Leah Cranston Designer
New York, NY

info
HeadwavesDevelopment2024headwav.es

I decided to make a microsite that displays what I’m currently listening to on Spotify.

I’m constantly sharing Spotify links with friends so they can hear what I’m into. So I decided to build a single page website that updates in real time with whatever I’m listening to on Spotify. It was a refreshing change of pace to design without stakeholders, and it gave me the freedom to focus on exactly what I wanted the site to be.

I created a feedback loop of code with ChatGPT.

Since I had never used React before, I built a feedback loop with ChatGPT: I’d describe what I wanted to build, get generated code, drop it into my framework, run into errors, and then send the code and the errors back into ChatGPT. I repeated this over and over, letting the tool not only teach me React in real time but help me debug and course correct. 

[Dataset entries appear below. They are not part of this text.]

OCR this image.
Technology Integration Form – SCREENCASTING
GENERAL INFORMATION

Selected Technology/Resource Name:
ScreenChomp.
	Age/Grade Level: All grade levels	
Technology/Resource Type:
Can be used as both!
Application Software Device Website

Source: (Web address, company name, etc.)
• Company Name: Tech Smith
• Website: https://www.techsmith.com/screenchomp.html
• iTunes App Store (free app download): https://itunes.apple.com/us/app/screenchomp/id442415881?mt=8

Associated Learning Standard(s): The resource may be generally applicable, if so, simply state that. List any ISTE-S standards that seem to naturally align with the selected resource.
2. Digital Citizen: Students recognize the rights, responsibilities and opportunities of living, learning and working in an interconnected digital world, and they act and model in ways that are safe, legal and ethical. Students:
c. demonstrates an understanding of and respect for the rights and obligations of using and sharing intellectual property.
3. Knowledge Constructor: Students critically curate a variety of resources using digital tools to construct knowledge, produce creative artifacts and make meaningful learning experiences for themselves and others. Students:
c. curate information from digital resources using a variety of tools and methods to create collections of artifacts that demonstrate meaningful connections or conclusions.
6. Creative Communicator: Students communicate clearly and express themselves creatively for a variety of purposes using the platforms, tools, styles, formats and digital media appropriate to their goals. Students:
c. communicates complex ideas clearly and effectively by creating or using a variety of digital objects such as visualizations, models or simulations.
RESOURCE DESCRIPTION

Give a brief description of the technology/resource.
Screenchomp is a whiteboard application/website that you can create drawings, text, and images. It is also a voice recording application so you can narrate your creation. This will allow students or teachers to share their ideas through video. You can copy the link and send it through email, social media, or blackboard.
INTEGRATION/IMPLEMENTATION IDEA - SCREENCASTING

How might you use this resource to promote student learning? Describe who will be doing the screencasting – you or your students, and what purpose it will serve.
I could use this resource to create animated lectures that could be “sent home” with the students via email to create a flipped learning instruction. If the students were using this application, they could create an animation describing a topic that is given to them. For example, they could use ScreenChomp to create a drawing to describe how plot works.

I was able to run the site locally using the Spotify API to display the album artwork and track title of whatever I was currently listening to. I added a small avatar that would spin while music was playing, and made the song title clickable so people could jump directly to the track on Spotify. I wanted the interface to feel more alive, so I started exploring noise shaders to give the site a subtle CRT TV effect.
Incorporating the shader was my biggest challenge. It completely distorted the album artwork in the scene. I could have scrapped the effect, but it was a detail I was committed to getting right. I ended up stepping away from ChatGPT and debugged the issue on my own.
Once the site was live, I started projecting it onto the wall in my studio as a kind of ambient display. It added a subtle atmospheric layer to the space, with the track info floating alongside the music playing in the room.
I’m still exploring what this type of site could evolve into. I experimented in TouchDesigner to create an audio-reactive effect, where CRT-style scanlines would bounce to the beat of the music. Unfortunately, the Spotify API doesn’t provide real-time BPM data, which limited how far I could take that idea on the web.